OpenAI’s ‘Whisper’ automatic speech-to-text model was rolled out in 2022. About a third of the audio dataset it was trained on consisted of non-English data, according to OpenAI. Meta’s ‘Llama’ text model powers the AI chatbots found in the company’s apps, including Facebook Messenger and WhatsApp.
Orange hopes that adapting these large language models will enhance access for “illiterate populations, who are currently unable to benefit from the potential of artificial intelligence.”
Alexander’s view
Orange’s project comes amidst rising interest in making AI tools available to African audiences. Multiple efforts are underway but it may not be an easy undertaking for a diverse continent in which more than 3,000 languages are spoken.
In August, South African startup Lelapa rolled out a multilingual large language model. The company’s InkubaLM is designed to translate and transcribe African languages, beginning with Swahili, Yoruba, IsiXhosa, Hausa, and isiZulu. Kenya-based Jacaranda Health, which is tailored towards caring for expectant mothers, also recently updated its LLM in the same languages. Five years ago, two Nigerian software developers made an original attempt at creating a model that translated pidgin English spoken in the country.
In Africa, telecom companies are among the largest companies and maybe the largest platforms through which consumers interact with each other, making them effective vehicles for mainstreaming AI use. Orange’s announcement that this project is aimed at improving customer satisfaction clearly shows there is a financial incentive for the undertaking. But there is a potentially wider social benefit in their intention to freely license the models for public health and education.

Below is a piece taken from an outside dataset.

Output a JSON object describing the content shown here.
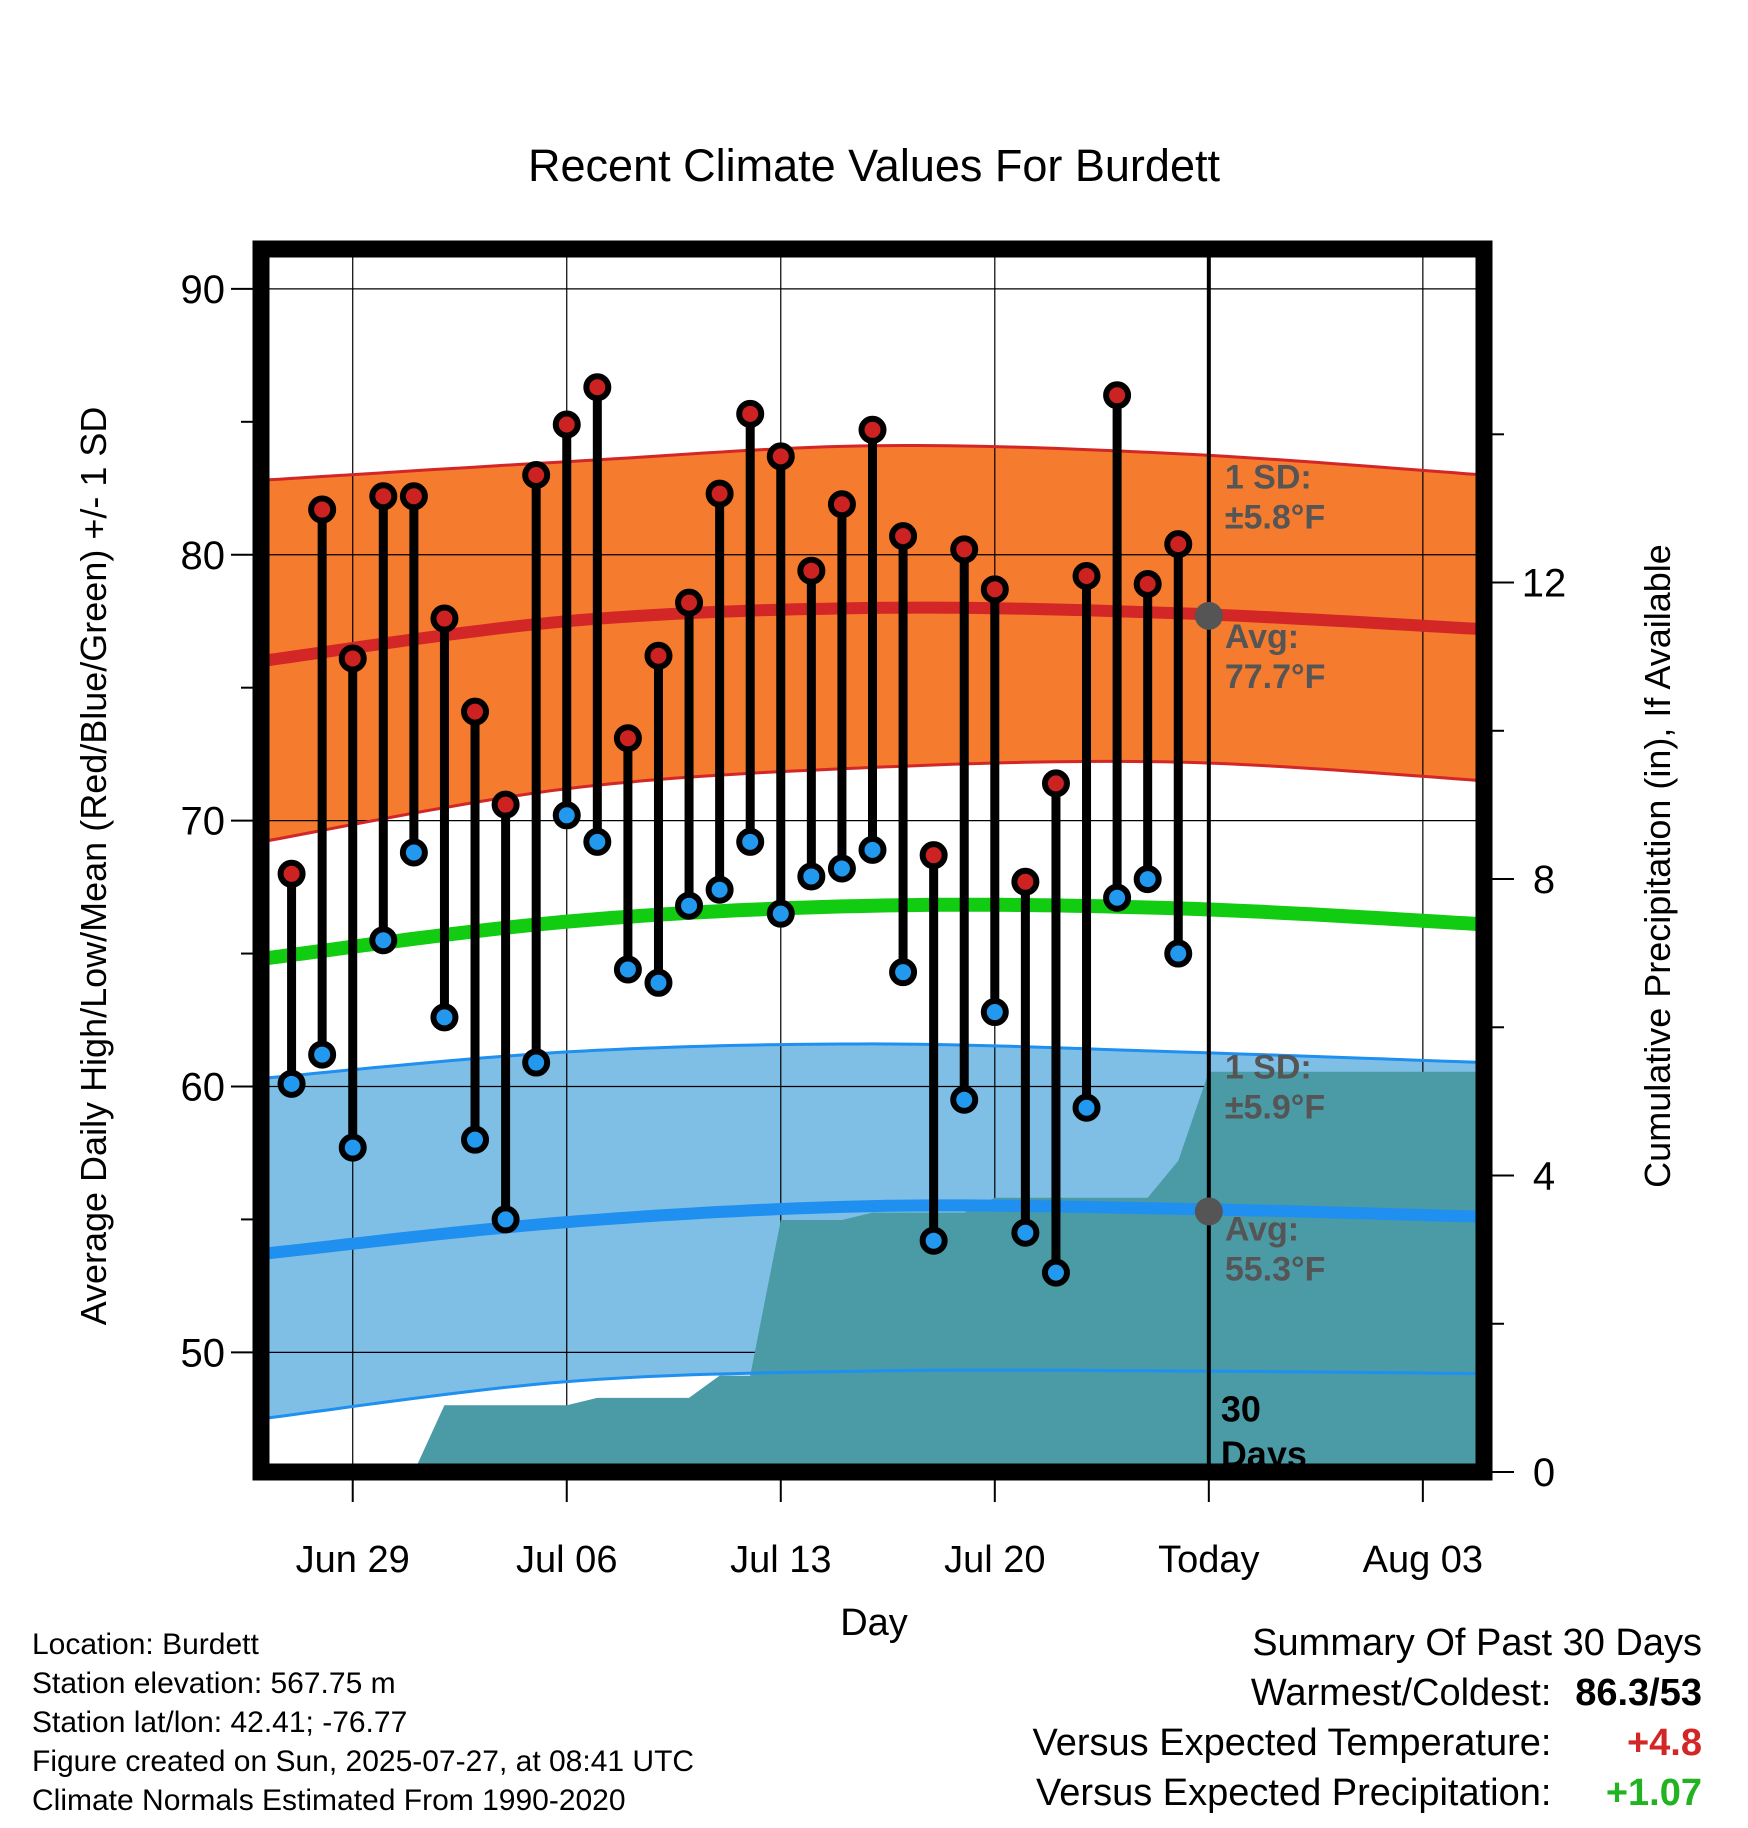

Africa’s biggest AI success story so far is a commercial one, following last year’s $680 million acquisition of Tunisian AI startup InstaDeep by German company BioNTech. Maybe Orange’s LLM project will be a major step towards creating “a blueprint for how AI can be used to benefit those currently excluded,” as the company says.
Room for Disagreement
Orange has not disclosed its planned approach to a crucial aspect of creating an LLM — how it will collect the volumes of African language data required to train the new models.
OpenAI’s use of Kenyan contractors to train ChatGPT, its flagship product, has become infamous for what workers have described as exploitative, low pay work that was often toxic.